Dire que la grande crise a tout changé est devenu un cliché ridicule. Même si une ancienne tradition de fiction des 20e et 21e siècles s'est penchée à spéculer et à extrapoler (certaines églises Roméristes et Brooksiennes diraient même prédire) un tel sujet, il va de soi que l’événement a pris une ampleur que peu d’experts auraient pu prévoir. Certes, la disparition soudaine de la haute technologie, de l'économie globale et des grands systèmes politiques a bel et bien eu lieu, ce qui a eu pour effet de modifier radicalement la vie sociale. Mais si nous sommes parvenus à rétablir un certain ordre politique à travers des micro-communautés et une marchandisation des biens par un troc sophistiqué, l'apport à la culture s'est trouvé grandement changé et même, à la surprise de tous, enrichi. En effet, si les bouleversements qu'a connus le monde ont complètement transformé notre manière de vivre et d’échanger, ils ont surtout influencé notre mode de penser, d'être ou même d'inêtre pour paraphraser certains inexistentialistes. La chute des technologies de communication a privilégié un retour drastique à l'oralité et au culte du manuscrit. Puisque les possibles occupations récréatives se sont drastiquement raréfiées, les exercices de pensée telles la transmission et la création de textes théoriques et fictionnels sont devenus des passe-temps traditionnels. Certaines familles se sont spécialisées dans la pratique de traditions autrefois désuètes, mais maintenant très valorisées de copistes et de conteurs. Avant d'aborder plus en détail les répercussions qu'a eues la grande crise mondiale sur la fiction, il est nécessaire de se pencher sur les changements révolutionnaires qu'elle a engendrés au sein de l'idée même qu'on se fait de la pensée et des différentes conceptions d'êtres interhumains qui en découlent.

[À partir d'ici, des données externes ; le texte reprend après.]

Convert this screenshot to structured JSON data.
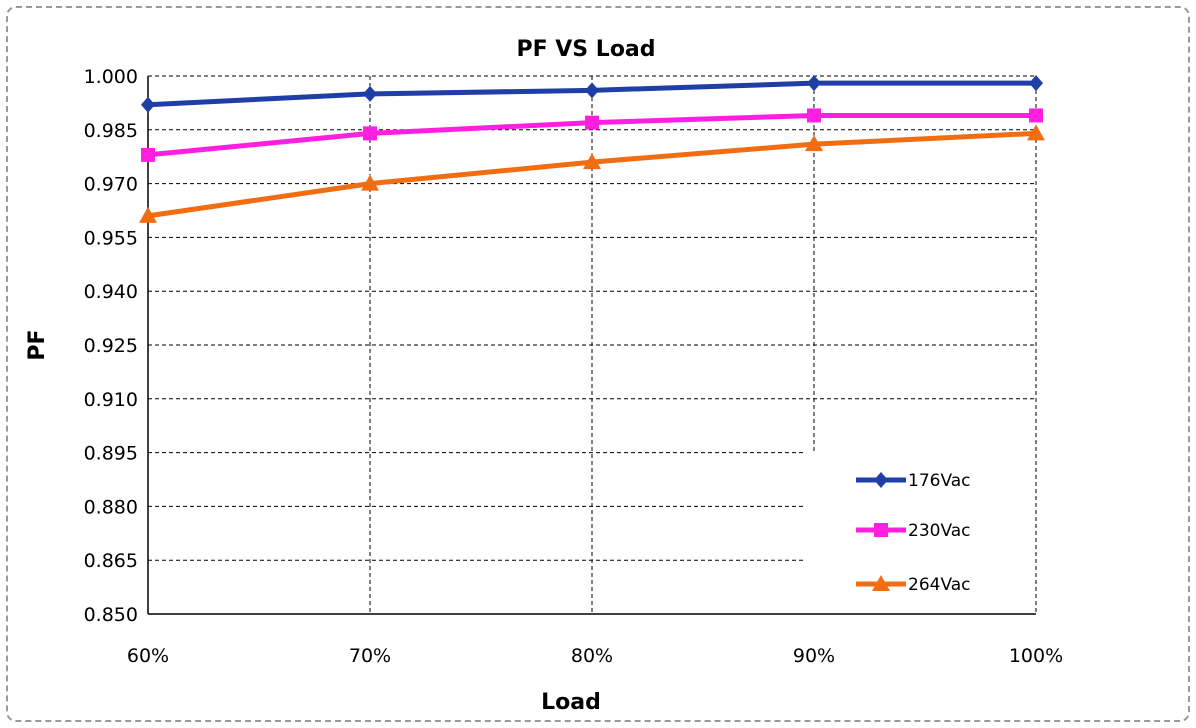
{
  "chart_data": {
    "type": "line",
    "title": "PF VS Load",
    "xlabel": "Load",
    "ylabel": "PF",
    "categories": [
      "60%",
      "70%",
      "80%",
      "90%",
      "100%"
    ],
    "yticks": [
      "0.850",
      "0.865",
      "0.880",
      "0.895",
      "0.910",
      "0.925",
      "0.940",
      "0.955",
      "0.970",
      "0.985",
      "1.000"
    ],
    "ylim": [
      0.85,
      1.0
    ],
    "grid": true,
    "legend_position": "bottom-right",
    "series": [
      {
        "name": "176Vac",
        "values": [
          0.992,
          0.995,
          0.996,
          0.998,
          0.998
        ],
        "color": "#1f3ea6",
        "marker": "diamond"
      },
      {
        "name": "230Vac",
        "values": [
          0.978,
          0.984,
          0.987,
          0.989,
          0.989
        ],
        "color": "#ff1fe0",
        "marker": "square"
      },
      {
        "name": "264Vac",
        "values": [
          0.961,
          0.97,
          0.976,
          0.981,
          0.984
        ],
        "color": "#f26d12",
        "marker": "triangle"
      }
    ]
  }
}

Il est effectivement devenu impossible de parler d'une seule humanité; le terme même d'humanité étant devenu dérisoire, tellement il correspond à une autre époque, à une réalité révolue, ou révoluité comme dirait le récemment reconstruit Jacques Derrida. L'apparition d'un autre type d'humain, de parahumain, nous interdit de parler d'une seule nature humaine. Il était devenu nécessaire de trouver un mot plus neutre, plus sérieux et surtout plus juste et égalitaire pour le sujet qu'on appelait auparavant «l'autre» ou «le zombie». Le mot zombie est devenu très négativement connoté et même si certaines variations du mot demeurent profondément ancrées dans la langue française, le mot en lui-même paraît très archaïque, datant d'une autre ère, pendant laquelle une bipartition entre «nous» les vivants et «eux» les morts, les ennemis à abattre, favorisait un comportement de survie certes, mais néanmoins perçue aujourd'hui comme nécrophobe. Marie-Morte Pelletier, fondatrice de l'école déshumaniste utilise le terme über-humain, alors que ses disciples préfèrent plutôt parler de néo-humains, allant même jusqu’à clamer qu'il s'agit du véritable achèvement du posthumain, autrefois désignant surtout la possibilité d'une humanité cybernétique ou clonée. Nous en sommes bien loin aujourd'hui.
D'autres, comme Jacques Machette, préfèrent le terme parahumain, datant de la première période du postvivant, terme qui sera adopté ici, bien qu’il nous éloigne fortement de sa classification bipartite de la dimanité. Selon Machette, la dimanité serait composée de l'humanité vivante et de l'humanité post-vivante qui constitueraient les deux extrêmes de ce que la nouvelle humanité est devenue. On penchera plutôt ici vers la position de Carl Hemoglobine-Bouchard qui parle plutôt d'interhumanité, c'est-à-dire une coexistence et une participation égale des vivants et post-vivants à la constitution de l'espèce humaine, plutôt qu'une séparation dualiste des deux. Hemoglobine-Bouchard prétend dans son nouveau best-troqué, Métaphysique de l'interhumain: dépasser le diffèrent, qu'il faut
oublier la dichotomie précataclysmique, puisque l'humain n'est plus une entité homogène fixe. Le post-vivant n'est pas une autre race ni un autre genre, il est une autre version du vivant, ni meilleure ni pire, c'est son même et son altérité. Il n'est d'ailleurs pas innocent que les termes d'altérité et de même soient pratiquement devenus des synonymes tellement nous nous sommes éloignés de la culture du diffèrent, et adhérons plutôt à celle du multiple.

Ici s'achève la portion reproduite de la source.